Троица остановилась, Всадники приняли самые расслабленные позы, но не спешили отвечать на почтительное приветствие. Меня не могла обмануть это мнимая несобранность. Силой и мощью были пропитаны облики пришедших. Каждая клеточка их тела таила угрозу. Я не сомневался, что движения пальца любого из Всадников будет достаточно, чтобы превратить меня в мокрое пятно. Но я прекрасно знал, кого ожидаю. И поставил на кон всё, что имел, включая собственную жизнь.
Никаких коней у троицы не было, я назвал их Всадниками, ибо именно так именовали их городские легенды. Но все эти передаваемые из уст в уста предания не намечали даже поверхностные контуры природы незнакомцев. Молва утверждала, что хоть раз повстречавшие Всадников навеки канули в Молчащее Незыблемое. Мы встретим их не раньше, чем сами скроемся за туманным горизонтом. Но если это так, откуда взялись эти прекрасные слухи?

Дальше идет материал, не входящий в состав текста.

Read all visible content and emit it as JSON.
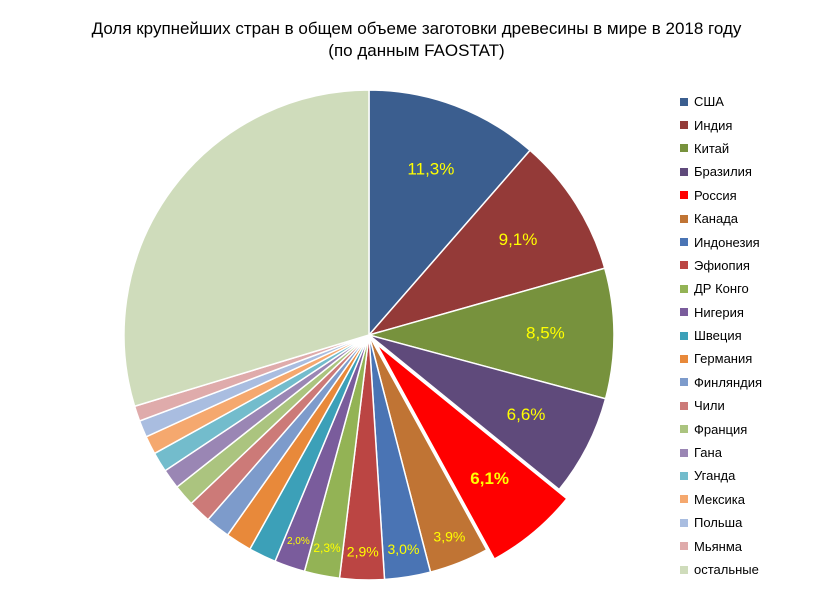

Молчание затягивалось. Долго пялиться на Всадников было и опасно, и непочтительно. Тем более я понимал, для представших предо мною темнота не помеха. Они видели меня насквозь. Я снова смиренно опустил голову, продолжая наблюдение сквозь опущенные ресницы.
Незнакомцы действительно поражали воображение.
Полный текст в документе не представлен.